ABD'nin Cleveland kentinde yaşayan internet tasarımcısı An Broc ülkenin ilk erkek sığınma evini kurmak için çalışmalar yürütüyor.
Broc daima kadınların kurban erkeklerin ise suçlu kabul edildiğini iddia ediyor.
Erkek bedeni de objeleştiriliyor
Erkek bedeninin medyada sunulma şekli de yeni ortaya çıkan maskülinistleri rahatsız ediyor.
Onlara göre feminizim kadın bedeninin yanlış kullanılması ile ilgili büyük aşama kaydedilmesini sağladı ancak hiç kimse erkeklerin bu konudaki haklarını korumuyor.
Tom Martin geçen yıl İngiltere'deki London School of Economics' in Cinsiyet Çalışmaları bölümünü cinsel ayrımcılık suçlaması ile dava edince ünlendi.
Martin bu konudaki fikirlerinin Londra'nın Soho bölgesinde bir gece klübünde çalışırken ortaya çıktığını söylüyor.
Martin ''Her gece erkeklerin bir çok konuda haksızlığa uğradığına şahit oluyordum'' diyor.
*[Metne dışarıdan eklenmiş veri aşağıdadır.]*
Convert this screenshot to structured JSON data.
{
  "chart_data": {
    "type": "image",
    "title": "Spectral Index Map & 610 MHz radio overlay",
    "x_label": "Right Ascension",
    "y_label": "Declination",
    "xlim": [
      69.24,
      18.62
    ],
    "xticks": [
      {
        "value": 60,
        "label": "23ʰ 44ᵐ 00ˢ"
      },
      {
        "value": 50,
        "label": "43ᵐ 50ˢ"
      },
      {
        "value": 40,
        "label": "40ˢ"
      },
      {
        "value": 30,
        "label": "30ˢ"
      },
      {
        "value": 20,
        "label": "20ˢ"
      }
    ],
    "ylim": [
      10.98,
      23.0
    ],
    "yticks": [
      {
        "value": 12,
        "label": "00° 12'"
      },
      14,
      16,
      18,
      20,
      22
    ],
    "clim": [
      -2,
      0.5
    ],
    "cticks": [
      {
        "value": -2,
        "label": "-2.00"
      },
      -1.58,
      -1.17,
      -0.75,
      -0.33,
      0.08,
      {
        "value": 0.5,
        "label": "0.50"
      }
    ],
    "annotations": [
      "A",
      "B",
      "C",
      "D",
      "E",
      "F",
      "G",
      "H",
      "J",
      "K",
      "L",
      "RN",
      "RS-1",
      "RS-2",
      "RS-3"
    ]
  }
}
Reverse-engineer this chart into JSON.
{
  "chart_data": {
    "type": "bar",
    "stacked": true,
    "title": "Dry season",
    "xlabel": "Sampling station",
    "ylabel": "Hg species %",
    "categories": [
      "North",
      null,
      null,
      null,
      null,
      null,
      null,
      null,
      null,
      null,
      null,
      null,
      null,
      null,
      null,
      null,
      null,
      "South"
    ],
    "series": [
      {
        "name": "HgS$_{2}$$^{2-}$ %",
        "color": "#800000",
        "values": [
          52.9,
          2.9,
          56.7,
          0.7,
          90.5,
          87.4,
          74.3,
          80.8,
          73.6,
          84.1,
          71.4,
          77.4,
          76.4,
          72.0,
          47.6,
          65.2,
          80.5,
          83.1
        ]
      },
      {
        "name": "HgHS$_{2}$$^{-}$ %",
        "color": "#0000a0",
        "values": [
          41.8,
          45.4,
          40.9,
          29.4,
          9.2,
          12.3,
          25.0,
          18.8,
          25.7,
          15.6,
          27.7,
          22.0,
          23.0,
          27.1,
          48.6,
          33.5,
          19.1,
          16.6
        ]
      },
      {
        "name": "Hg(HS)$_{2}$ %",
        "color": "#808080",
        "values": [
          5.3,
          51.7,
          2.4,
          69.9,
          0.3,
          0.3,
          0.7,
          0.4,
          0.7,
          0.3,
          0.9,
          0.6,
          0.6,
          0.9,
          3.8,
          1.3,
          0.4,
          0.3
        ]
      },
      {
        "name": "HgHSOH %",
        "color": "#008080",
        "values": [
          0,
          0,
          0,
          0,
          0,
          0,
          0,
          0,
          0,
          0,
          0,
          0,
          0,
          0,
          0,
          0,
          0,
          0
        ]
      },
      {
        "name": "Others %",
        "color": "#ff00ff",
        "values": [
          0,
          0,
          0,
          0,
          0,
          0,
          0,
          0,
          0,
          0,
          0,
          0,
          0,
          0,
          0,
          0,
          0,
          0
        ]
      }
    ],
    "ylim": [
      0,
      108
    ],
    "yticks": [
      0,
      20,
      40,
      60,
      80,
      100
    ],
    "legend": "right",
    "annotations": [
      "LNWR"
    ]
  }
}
Martin her gece barda erkekler sıraya girerken kadınların hemen bardan istediklerini almasına şahit olmuş. Ayrıca erkek müşteriler gerektiğinde bar fedaileri tarafından yaka paça dışarı atılırken kadınlar ne yaparlarsa yapsınlar saygılı muamele görüyorlarmış.
Martin bütün bunların seks ile ilgili olduğu görüşünde.
Martin '' Doğum kontrol hapı keşfedildiğinden beri kadınlara orgazm olabilecekleri hatta olmaları gerektiği empoze ediliyor. Geçmişte bunu yaşayamamış oldukları için de erkekler suçlanıyor. Cinsel anlamda mutlu olmak kadınların kendi sorumluluğu olmalı. Onları mutlu etmek erkeklerin görevi değil'' diyor.
Psikolog Oliver James erkeklerin cinsel anlamda tehdit altında hissettiklerini söylüyor.
Kadınlar artık seks konusunda çekingen değil ve bir erkekten cinsel anlamda ne beklediklerini biliyorlar.
James'e göre kadınlar artık toplum içinde erkeklerin cinsel performanslarını eleştirebiliyor, hatta başarısız olan erkeklerle dalga geçebiliyorlar.
'İddialar saçmalık'
Feministler için ise bu yeni erkek hakları akımı aslında oldukça basit.
Daily Mail gazetesi köşe yazarı Suzanne Moore ''Bu erkeklerin yıllardır sürdürdükleri bir iddia. Feminizmin fazla ileri gittiğini düşünüyorlar'' diyor.
Moore'a göre maaş çekleri arasındaki bariz fark ve neredeyse tüm mesleklerde yüksek seviyedeki işlerin erkeklere ait olması halen hangi cinsiyetin ezilmekte olduğunu net bir biçimde gösteriyor.
Eşitlik İlizyonu kitabının yazarı Kat Banyard erkeklerin feminizmden gereksiz yere korktuklarını söylüyor.
Banyard ''Feminizmin erkeklerden birşeyler çaldığına dair bir inanç var oysa bu sayede iki cinsiyet de kazanabilir'' diyor.
Banyard'a göre erkeklerin haklarının yendiği iddiası absürd.
Yazar ''Binlerce yıldır kadınlar ikinci sınıf vatandaş muamelesi gördü. Değişim sadece iki yüzyıl önce başladı ve hala yapılacak çok şey var. Erkek hakları savunucuları tarihi görmezden geliyor'' diyor.